Steve, I did NOT know that his mother was the same person who pushed Tripp into recording Lewinsky. I can see that I need to do a little more research on these speakers as they come up. He talked a lot about how we who live in western societies are living in the best places in the world to live but we are still so unhappy we need to blame others and political systems for our misery. Because of that, we are destroying the very soul of what makes us great. It was an interesting theory that has some truth to it. I don't agree with all of his philosophies but I respected his intelligent arguments.

Anonymous said...

Whenever I see the photos of your garden flowers it makes me want to run outside and photograph our front yard, full of roses, cosmos, alstroemeria, rudbeckia, and lots more that I can hardly remember the names of. The colors of September are so beautiful. Even the tall grasses and fennel have a tired beauty at the end of their season. Love that poem.

The Bug said...

I love pink & purple the best. And red and blue. Orange, yellow & white are ok for contrast. That poem makes me want to write again...

P.S. re: the banana bus - I think it should be that that drivers fight over who GETS to drive it. Ha!

Colette said...

My flower gardens are a mess right now. It is still too hot to get out and weed like crazy, which is what is needed. Soon though. Your photos remind me of why I need to get out there. What a pleasure.

Peace Thyme said...

I think fall or autumn is such a time for reflection. Flowers and trees are letting go. I bet they are thinking of spring, too. People are beginning to be more lovely and bright now that the heat of summer is not clouding up their head. Families are beginning to make plans for those wonderful winter holidays. Yum! I love autumn!

jenny_o said...

Love the first picture. Purples and blues and pinks are my favourites of the flowering world, and there aren't too many blue ones, so purple and pink are my default.

I'm thinking "end a post with the word fjord" would make a good writing challenge :)
I like the poem; it is full of crisp images.

Tara said...

Robin's line about "tired beauty" captures the September garden perfectly. I, too, have had gardens with predominately purple, magenta and blue flowers. I love it. And I love that poem. Takes me back to my days of gardening, wherein I hang up my tools from the day's labors and turn in for the night. Lovely.

Steve Reed said...

Alphie: I didn't research it, but I assumed brisling must be some kind of little sardine or something...?

YP: I can't even imagine how hard it is to translate poetry, given that the sounds and cadences of language are so essential to a poem. I actually thought this wasn't a bad job. There's some music in "meagre glaciers" and "brisling fishers," though obviously I can't compare it to the original Norwegian!

Ms Moon: Ha!

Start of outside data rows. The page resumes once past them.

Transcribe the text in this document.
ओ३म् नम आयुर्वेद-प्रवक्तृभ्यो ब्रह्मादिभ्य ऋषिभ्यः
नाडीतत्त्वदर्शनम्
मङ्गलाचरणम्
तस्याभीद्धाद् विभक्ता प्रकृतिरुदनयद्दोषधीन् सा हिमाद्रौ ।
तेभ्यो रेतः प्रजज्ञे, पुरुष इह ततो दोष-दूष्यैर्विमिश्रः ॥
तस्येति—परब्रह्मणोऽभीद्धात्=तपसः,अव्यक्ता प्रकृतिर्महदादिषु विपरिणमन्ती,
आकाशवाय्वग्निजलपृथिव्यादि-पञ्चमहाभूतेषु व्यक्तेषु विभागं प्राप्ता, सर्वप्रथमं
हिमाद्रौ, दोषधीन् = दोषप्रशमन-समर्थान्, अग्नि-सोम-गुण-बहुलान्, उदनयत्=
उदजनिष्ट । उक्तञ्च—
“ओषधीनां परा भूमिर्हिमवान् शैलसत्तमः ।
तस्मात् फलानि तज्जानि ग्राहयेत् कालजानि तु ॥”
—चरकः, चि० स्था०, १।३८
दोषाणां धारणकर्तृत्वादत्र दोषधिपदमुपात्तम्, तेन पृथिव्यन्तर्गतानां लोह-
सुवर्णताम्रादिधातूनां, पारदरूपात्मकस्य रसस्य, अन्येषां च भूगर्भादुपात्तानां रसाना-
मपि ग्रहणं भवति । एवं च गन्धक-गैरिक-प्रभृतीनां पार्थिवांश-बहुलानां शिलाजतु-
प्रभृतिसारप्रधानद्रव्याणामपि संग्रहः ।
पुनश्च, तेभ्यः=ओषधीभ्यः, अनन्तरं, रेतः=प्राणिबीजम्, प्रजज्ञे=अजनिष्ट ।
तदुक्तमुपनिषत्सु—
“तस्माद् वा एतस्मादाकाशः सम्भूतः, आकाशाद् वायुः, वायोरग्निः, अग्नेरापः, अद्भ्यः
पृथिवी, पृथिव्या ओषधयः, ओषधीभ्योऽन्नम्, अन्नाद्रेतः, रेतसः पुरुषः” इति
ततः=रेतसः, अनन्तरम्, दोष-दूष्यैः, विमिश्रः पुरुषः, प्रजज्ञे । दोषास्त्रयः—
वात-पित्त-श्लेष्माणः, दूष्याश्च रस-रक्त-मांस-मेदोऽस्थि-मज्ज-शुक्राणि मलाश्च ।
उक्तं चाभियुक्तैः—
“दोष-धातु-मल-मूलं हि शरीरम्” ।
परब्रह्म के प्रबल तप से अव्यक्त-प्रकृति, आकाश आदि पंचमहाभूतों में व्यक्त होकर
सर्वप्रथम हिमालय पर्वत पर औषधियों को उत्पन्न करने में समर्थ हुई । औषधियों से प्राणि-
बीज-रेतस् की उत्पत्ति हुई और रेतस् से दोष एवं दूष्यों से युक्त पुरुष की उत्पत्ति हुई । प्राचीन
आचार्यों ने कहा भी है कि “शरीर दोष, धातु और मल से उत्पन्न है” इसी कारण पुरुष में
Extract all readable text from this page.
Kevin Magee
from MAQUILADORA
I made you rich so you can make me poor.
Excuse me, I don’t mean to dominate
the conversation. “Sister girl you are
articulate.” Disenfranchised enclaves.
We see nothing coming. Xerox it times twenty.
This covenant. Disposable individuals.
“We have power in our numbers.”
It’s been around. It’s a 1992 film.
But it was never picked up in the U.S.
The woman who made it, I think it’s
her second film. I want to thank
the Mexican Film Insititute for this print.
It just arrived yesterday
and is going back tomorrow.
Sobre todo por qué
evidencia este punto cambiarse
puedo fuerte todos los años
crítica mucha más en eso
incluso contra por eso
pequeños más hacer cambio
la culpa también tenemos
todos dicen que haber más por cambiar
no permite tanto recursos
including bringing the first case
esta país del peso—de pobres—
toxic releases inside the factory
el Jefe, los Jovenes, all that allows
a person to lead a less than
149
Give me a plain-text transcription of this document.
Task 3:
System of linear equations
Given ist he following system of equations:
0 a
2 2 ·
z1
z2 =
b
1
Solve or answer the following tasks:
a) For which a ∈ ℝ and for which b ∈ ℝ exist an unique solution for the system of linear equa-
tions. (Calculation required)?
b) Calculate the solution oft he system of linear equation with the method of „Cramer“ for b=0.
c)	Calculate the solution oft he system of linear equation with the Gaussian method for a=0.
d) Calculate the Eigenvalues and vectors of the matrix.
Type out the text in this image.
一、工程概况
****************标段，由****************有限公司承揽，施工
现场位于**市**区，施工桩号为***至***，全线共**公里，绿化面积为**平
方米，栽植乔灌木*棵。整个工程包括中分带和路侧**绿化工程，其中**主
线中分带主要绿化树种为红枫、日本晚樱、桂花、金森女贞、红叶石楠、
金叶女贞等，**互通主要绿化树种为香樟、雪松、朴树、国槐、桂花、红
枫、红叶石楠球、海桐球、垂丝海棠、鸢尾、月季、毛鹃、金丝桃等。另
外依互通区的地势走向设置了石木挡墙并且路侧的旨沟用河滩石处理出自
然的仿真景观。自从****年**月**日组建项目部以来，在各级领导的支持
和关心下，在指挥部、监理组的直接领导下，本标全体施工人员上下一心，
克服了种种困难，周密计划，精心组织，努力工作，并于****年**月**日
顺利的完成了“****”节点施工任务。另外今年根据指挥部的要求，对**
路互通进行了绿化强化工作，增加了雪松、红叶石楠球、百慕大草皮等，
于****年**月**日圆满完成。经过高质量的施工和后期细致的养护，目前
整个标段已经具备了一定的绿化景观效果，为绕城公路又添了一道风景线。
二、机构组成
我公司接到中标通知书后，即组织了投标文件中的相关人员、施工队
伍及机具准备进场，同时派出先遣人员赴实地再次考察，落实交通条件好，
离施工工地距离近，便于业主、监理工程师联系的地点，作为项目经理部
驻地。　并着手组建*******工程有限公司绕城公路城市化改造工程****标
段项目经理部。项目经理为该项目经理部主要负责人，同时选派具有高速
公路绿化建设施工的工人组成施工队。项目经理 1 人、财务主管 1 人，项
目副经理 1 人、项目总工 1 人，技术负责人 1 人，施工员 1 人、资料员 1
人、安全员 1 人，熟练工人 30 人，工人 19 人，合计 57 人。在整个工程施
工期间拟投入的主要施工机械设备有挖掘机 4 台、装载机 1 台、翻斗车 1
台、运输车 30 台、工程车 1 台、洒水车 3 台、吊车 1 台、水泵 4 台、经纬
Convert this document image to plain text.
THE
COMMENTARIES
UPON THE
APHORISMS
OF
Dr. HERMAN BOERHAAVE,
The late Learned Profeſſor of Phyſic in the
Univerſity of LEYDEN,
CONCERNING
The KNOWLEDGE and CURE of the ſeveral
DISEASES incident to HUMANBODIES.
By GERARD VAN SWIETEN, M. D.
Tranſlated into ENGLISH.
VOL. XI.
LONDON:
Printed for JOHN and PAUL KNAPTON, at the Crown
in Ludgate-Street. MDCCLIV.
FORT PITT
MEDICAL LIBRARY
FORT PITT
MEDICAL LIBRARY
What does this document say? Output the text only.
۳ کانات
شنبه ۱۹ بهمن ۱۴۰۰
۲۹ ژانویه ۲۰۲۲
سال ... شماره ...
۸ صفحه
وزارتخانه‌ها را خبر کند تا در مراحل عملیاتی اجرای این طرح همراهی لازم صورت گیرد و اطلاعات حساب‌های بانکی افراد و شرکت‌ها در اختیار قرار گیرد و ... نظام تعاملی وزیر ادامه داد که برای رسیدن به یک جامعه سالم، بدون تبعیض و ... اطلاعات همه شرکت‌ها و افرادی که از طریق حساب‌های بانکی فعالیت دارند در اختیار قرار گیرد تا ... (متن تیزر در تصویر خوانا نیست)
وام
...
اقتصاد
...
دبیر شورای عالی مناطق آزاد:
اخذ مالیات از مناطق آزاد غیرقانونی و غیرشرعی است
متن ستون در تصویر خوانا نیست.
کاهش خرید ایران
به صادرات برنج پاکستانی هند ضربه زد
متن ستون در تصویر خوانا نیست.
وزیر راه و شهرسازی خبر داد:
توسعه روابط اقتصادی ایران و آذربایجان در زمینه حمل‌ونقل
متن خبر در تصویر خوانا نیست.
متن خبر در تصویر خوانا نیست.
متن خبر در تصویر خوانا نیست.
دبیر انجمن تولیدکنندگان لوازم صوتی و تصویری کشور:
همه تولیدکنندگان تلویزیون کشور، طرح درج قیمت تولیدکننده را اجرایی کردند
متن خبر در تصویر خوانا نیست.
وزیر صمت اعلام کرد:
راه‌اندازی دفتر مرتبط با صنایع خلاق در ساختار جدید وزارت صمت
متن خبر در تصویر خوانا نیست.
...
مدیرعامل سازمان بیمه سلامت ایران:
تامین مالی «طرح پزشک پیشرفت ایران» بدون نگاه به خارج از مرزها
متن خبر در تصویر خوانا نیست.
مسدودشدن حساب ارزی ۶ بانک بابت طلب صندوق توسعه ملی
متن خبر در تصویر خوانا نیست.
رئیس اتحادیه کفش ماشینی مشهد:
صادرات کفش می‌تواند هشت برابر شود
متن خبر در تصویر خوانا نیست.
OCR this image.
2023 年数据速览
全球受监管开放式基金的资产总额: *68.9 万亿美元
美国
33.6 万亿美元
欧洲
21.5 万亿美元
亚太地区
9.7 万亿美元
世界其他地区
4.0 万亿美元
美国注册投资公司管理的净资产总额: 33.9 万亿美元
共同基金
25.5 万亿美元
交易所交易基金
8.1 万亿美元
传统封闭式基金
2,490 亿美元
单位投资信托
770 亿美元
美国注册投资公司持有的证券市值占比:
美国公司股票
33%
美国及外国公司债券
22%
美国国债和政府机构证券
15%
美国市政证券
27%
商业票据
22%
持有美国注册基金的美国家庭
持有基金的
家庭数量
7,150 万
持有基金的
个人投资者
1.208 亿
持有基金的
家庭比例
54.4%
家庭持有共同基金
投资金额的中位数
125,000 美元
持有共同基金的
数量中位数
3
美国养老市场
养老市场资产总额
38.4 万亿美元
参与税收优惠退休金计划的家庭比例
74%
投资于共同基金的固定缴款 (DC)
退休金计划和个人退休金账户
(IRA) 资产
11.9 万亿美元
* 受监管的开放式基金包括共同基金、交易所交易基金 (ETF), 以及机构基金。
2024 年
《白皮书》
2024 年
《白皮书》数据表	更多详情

That's a funny thing to say. Maybe he had bad memories of an occasion that involved yellow flowers. Like you, I can abide pretty much any flower, I think.

Red: Well, we haven't been socked with snow yet!

E: It's a nice time of year in the garden!

Sharon: Yeah, it's a successful poem in that it definitely carries the feeling of fall. Re. Jonah, it does sound like he's speaking a germ of truth, shrouded though it may be in questionable political perspectives. :)

Ellen: We do have other colors in other locations, and you're right, they change with the seasons. For some reason the area by the back door is particularly thick with pink and purple.

Robin: You should! I would love to see some pictures of your garden!

Bug: Orange flowers are actually some of my favorites. There just aren't that many of them. Someone told me insects respond best to pink and purple, which is why so many flowers carry those colors.

Colette: Florida weeds grow fast! Do you have some mulch down, at least? That will help.

Peace Thyme: Me too! October is one of my favorite times of year.

Jenny-O: Except you could just say "I've never been to a fjord" and leave it at that. Ha!

Tara: That was the image that struck me as well. It seems so homey, hanging up the tools and going inside.

Sabine said...

And now you should travel to a real live fjord. Like Killary Harbour in the west of Ireland. Gorgeous.

Sabine said...

And now you should travel to a real live fjord. Like Killary Harbour in the west of Ireland. Gorgeous.